New Delhi: Artificial intelligence (IA) Guided screening has identified three anti-aging treatments drug candidates targeting ‘zombie’ cells, an important milestone for both longevity investigationthe researchers revealed.
The team of the Massachusetts Institute of Technology (WITH) and the Broad Institute of WITH and harvarddescribed AI-guided screening of more than 800,000 compounds to reveal three drug candidates with comparable efficacy and superior medical chemistry properties to those currently under investigation.
“The data demonstrates that we can explore the chemical space in silico and emerge with multiple antiaging compound candidates that are more likely to be successful in the clinic, compared to even the most promising examples of their kind being studied today.” said Felix Wong, first author of the paper.

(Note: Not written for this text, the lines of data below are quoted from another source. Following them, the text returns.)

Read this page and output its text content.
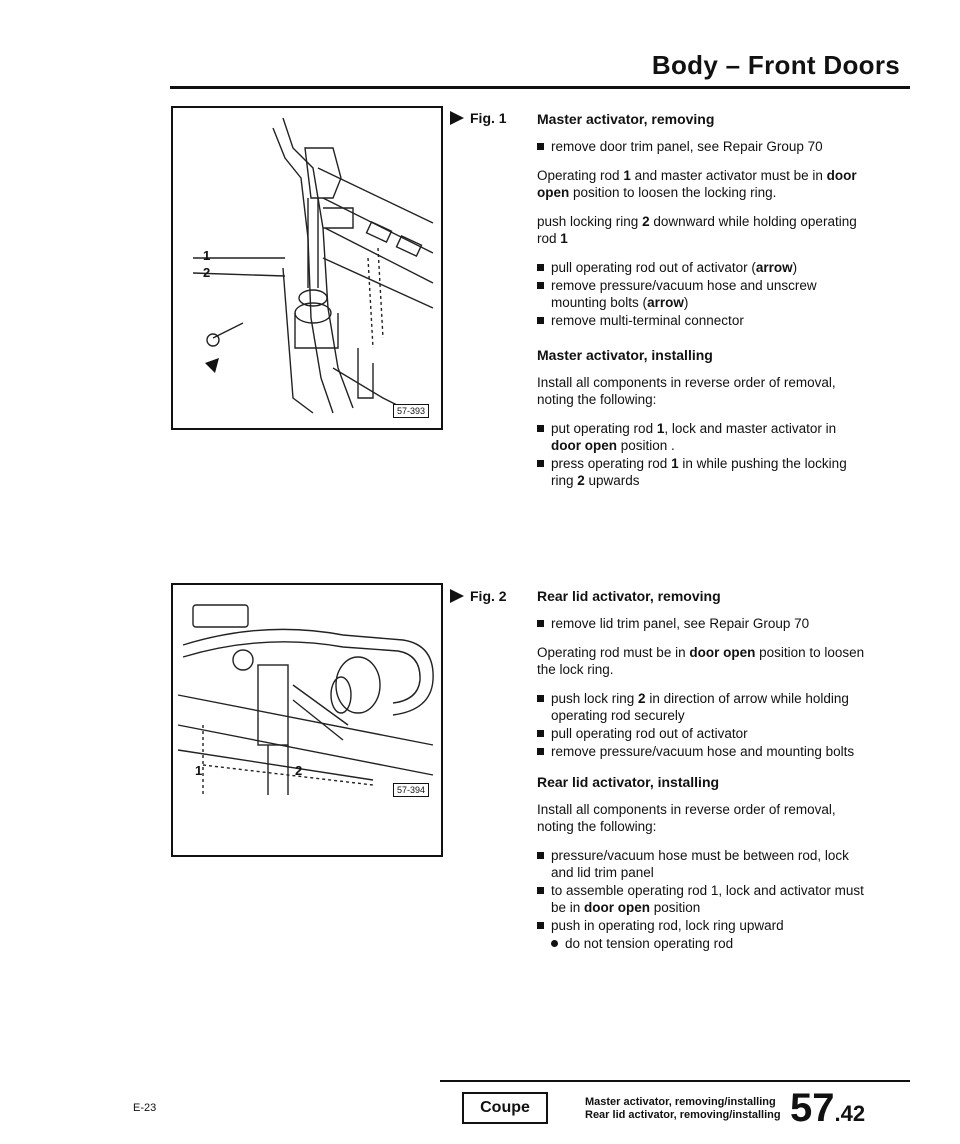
Body – Front Doors
1
2
57-393
Fig. 1
1	2
57-394
Fig. 2
Master activator, removing
remove door trim panel, see Repair Group 70

Operating rod 1 and master activator must be in door open position to loosen the locking ring.

push locking ring 2 downward while holding operating rod 1

pull operating rod out of activator (arrow)
remove pressure/vacuum hose and unscrew mounting bolts (arrow)
remove multi-terminal connector
Master activator, installing

Install all components in reverse order of removal, noting the following:

put operating rod 1, lock and master activator in door open position .
press operating rod 1 in while pushing the locking ring 2 upwards
Rear lid activator, removing
remove lid trim panel, see Repair Group 70

Operating rod must be in door open position to loosen the lock ring.

push lock ring 2 in direction of arrow while holding operating rod securely
pull operating rod out of activator
remove pressure/vacuum hose and mounting bolts
Rear lid activator, installing

Install all components in reverse order of removal, noting the following:

pressure/vacuum hose must be between rod, lock and lid trim panel
to assemble operating rod 1, lock and activator must be in door open position
push in operating rod, lock ring upward
do not tension operating rod
E-23	Coupe	Master activator, removing/installing
Rear lid activator, removing/installing 57.42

The researchers combined synthetic biology and machine learning to tackle aging, demonstrating the power of AI to discover new “senolytic” compounds, a class of small molecules that are intensively studied for their ability to suppress age-related processes. such as fibrosis, inflammation and cancer.
Senolytics are compounds that selectively induce apoptosis, or programmed cell death, in senescent cells that are no longer dividing.
A hallmark of aging, senescent cells have been implicated in a wide spectrum of age-related diseases and conditions, including cancer, diabetes, cardiovascular disease, and Alzheimer’s disease.
“One of the most promising routes to treating age-related diseases is to identify therapeutic interventions that selectively kill these cells from the body in a similar way to how antibiotics kill bacteria without harming host cells. The compounds we discovered show high selectivity as well as the favorable medicinal chemical properties needed to produce a successful drug,” explained Satotaka Omori, head of aging biology at Integrated Biosciences.